It seems that there are new stories every day about teachers making bad choices. This morning, while Stu and I finished packing for our upcoming trip to Orlando with students for the Florida Scholastic Press Association convention, I heard a news story about a teacher who had been filmed in class screaming at a student and was being fired. Captain Jeffrey Daughtry, a math teacher at a Sarasota military academy, was filmed for 18 seconds berating a student, shouting “Open your mouth again and you will die.” This story comes only a few days after a Polk County teacher was arrested and subsequently fired for having sex with a student, and the Pasco county PLACE supervisor who was found in possession of thousands of images of child pornography. Ugh.

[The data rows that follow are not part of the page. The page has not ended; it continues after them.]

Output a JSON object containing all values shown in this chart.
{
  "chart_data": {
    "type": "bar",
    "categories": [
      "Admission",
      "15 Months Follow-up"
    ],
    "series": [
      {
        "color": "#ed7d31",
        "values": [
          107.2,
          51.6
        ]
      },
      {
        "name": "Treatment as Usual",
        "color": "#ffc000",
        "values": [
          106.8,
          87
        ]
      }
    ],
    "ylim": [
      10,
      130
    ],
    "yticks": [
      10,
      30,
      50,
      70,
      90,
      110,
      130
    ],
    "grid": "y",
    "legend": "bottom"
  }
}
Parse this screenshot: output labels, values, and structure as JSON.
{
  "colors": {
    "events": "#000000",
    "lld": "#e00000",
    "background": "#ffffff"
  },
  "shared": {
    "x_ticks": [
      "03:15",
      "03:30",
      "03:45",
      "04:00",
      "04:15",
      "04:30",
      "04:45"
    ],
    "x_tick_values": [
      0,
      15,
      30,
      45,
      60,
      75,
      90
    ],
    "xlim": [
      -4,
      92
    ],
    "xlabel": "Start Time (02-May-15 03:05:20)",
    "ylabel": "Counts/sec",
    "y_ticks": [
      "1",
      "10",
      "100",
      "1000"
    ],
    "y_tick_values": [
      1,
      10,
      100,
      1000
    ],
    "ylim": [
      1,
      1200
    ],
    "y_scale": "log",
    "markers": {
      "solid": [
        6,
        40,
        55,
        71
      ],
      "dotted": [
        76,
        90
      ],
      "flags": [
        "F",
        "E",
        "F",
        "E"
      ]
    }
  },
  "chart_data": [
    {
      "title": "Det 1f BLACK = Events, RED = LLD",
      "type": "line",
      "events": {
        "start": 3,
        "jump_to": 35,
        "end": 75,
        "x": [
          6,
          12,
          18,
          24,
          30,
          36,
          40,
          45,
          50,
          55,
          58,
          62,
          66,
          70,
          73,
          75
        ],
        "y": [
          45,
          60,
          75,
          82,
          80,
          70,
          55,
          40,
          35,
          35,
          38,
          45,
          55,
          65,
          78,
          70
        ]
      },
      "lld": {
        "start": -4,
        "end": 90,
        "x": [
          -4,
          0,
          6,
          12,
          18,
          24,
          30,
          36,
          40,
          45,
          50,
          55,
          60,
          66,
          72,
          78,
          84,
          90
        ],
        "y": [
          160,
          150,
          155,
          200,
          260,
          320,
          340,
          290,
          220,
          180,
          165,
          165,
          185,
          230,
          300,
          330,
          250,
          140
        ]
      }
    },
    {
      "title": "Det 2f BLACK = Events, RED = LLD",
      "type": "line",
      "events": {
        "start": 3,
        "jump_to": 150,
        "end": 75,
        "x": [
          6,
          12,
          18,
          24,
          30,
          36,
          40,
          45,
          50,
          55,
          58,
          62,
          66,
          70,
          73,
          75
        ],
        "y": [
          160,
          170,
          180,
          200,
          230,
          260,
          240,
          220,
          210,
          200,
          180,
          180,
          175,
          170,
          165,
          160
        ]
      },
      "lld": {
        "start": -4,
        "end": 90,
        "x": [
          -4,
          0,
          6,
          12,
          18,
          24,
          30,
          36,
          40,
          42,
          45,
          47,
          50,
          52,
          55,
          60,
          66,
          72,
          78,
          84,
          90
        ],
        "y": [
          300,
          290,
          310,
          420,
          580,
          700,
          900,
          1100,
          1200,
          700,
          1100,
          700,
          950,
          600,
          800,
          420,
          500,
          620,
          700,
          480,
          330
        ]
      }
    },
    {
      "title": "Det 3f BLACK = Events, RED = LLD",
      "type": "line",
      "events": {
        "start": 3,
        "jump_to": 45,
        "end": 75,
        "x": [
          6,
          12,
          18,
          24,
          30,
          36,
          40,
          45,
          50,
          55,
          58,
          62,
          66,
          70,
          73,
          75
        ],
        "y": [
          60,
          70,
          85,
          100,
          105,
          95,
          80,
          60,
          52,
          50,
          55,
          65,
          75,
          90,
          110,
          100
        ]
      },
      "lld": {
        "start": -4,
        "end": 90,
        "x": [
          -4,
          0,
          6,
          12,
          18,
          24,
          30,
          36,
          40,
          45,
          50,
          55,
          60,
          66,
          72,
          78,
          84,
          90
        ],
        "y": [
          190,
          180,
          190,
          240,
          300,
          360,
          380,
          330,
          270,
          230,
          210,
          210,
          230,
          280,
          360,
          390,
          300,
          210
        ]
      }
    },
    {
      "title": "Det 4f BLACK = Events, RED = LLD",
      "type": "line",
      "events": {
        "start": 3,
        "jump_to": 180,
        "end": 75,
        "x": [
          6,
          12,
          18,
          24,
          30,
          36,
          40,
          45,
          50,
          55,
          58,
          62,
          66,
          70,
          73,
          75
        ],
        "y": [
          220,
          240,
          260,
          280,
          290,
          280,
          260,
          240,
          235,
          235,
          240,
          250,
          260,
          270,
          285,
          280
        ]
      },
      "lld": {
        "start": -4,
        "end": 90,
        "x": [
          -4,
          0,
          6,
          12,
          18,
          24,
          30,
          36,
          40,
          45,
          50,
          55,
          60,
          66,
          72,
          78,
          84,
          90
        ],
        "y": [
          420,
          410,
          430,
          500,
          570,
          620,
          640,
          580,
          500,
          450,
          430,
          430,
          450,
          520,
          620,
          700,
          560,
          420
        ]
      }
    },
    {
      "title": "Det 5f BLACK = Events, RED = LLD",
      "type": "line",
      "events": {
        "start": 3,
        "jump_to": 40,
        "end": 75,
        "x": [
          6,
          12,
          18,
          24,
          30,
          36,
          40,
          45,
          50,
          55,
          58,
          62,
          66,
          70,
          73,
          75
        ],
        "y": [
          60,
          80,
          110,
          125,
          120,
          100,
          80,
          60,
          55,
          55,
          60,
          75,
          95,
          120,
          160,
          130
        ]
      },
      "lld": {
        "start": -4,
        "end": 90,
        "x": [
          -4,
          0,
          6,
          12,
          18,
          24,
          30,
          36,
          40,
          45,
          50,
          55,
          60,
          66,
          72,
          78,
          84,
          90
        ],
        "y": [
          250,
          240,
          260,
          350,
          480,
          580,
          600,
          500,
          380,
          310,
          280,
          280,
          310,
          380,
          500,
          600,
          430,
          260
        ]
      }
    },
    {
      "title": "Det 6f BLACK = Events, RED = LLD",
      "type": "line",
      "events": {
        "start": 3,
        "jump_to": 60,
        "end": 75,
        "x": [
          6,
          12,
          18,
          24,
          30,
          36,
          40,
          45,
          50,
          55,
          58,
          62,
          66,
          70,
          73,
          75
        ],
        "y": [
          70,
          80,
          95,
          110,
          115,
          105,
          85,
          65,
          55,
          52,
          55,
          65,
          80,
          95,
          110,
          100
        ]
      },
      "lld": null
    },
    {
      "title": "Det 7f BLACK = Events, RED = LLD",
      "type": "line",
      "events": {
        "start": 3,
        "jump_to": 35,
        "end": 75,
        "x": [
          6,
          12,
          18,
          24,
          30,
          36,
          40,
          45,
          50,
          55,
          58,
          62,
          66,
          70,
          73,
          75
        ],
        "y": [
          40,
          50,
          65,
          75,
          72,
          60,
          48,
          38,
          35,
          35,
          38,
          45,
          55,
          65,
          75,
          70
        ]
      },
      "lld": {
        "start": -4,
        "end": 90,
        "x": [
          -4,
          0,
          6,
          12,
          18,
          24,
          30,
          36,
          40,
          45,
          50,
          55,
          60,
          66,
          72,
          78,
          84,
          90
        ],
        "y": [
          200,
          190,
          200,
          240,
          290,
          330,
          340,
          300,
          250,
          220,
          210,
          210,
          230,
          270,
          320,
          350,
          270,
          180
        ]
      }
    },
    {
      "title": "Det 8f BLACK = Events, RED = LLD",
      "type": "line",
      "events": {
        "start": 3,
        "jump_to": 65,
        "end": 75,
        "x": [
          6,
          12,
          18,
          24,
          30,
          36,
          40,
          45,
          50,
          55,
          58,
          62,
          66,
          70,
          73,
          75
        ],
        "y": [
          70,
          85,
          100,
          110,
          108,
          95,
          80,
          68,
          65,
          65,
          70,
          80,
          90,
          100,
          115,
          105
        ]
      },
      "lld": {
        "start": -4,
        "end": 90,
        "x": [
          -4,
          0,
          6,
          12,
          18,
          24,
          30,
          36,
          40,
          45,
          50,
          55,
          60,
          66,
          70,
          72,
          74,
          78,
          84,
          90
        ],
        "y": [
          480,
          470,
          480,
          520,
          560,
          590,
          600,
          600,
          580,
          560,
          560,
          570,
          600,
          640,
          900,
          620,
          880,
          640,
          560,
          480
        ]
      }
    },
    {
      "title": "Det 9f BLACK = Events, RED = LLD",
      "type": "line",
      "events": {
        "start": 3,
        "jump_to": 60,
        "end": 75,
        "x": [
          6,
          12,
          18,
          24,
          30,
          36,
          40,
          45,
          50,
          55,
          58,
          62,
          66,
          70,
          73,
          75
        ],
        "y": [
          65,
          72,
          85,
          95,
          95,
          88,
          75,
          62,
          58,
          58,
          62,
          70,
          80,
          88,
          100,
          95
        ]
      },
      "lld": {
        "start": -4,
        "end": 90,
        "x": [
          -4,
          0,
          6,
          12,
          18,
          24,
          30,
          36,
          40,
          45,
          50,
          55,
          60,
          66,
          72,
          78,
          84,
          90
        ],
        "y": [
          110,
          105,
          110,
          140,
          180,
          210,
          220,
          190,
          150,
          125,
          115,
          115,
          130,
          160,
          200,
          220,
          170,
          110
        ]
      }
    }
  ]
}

It makes me so angry when teachers, or, at least, the very narrow population of *really* bad teachers, make us all look bad with their actions. The thought of one of my peers taking advantage of her position of authority over a student makes me feel ill. But sitting in the car with the two students I was charged with driving to Orlando, listening to them complain about their teachers, I realized that it’s not just the *really* bad teachers that are making teachers look bad. It’s the teachers who don’t care, who don’t do the work necessary to be good at the job, who are impatient, who are rude, who are lazy. I spent a lot of the trip trying to shed some light on how teachers think. I told these girls that there are plenty of kids who don’t like me, and plenty of days when I don’t feel like working as hard as is necessary, and I’m not always very nice to kids. I was attempting to explain away some of the complaints that they have about teachers. But I know that I beat myself up over these infractions. I strive to be better, to write better lessons, to grade student work more quickly, to be kind even when a kid has made me crazy. The worst damage to my profession doesn’t come from the few serious offenders, but the more pervasive threat of teachers who can’t be bothered.
On the other hand, in this age of very prevalent social media, teachers often find themselves as digital stars. Daughtry, a veteran, was fired for a rant that was captured on video, but claims that those 18 seconds don’t represent who he is. I have to confess that I’m not proud of every 18 seconds that happen in my classroom. Anything, taken out of context, might be construed as inappropriate, offensive, even damaging to a student’s self-esteem. We’re encouraged to allow our students to use their cell phones and other technology in the classroom, but those same cell phones are used to capture moments that we don’t necessarily plan or approve. Also, we’re human. Kids are human. By nature of our humanity, we are regularly in conflict with one another. Can you remember how you treated your parents growing up? Can you remember a time when your parents lashed out at you? Yeah, that happens in the classroom. Teachers see our students at least one hour every day for more than 180 school days. It is inevitable that teachers will come into conflict with their students. That’s good teaching. If we allowed students to do whatever they want, our classrooms would be chaos. But in order to maintain control, we must exert authority, authority that is occasionally frustrating to students.
I’m not condoning nor condemning Daughtry’s rant. I just know that if I were in the same situation, I would hope for a certain amount of grace before administration and the community judged my behavior. I also hope that I have earned enough respect from my students that they refrain from filming me, even in my silly, goofy, and awkward moments when it is most tempting.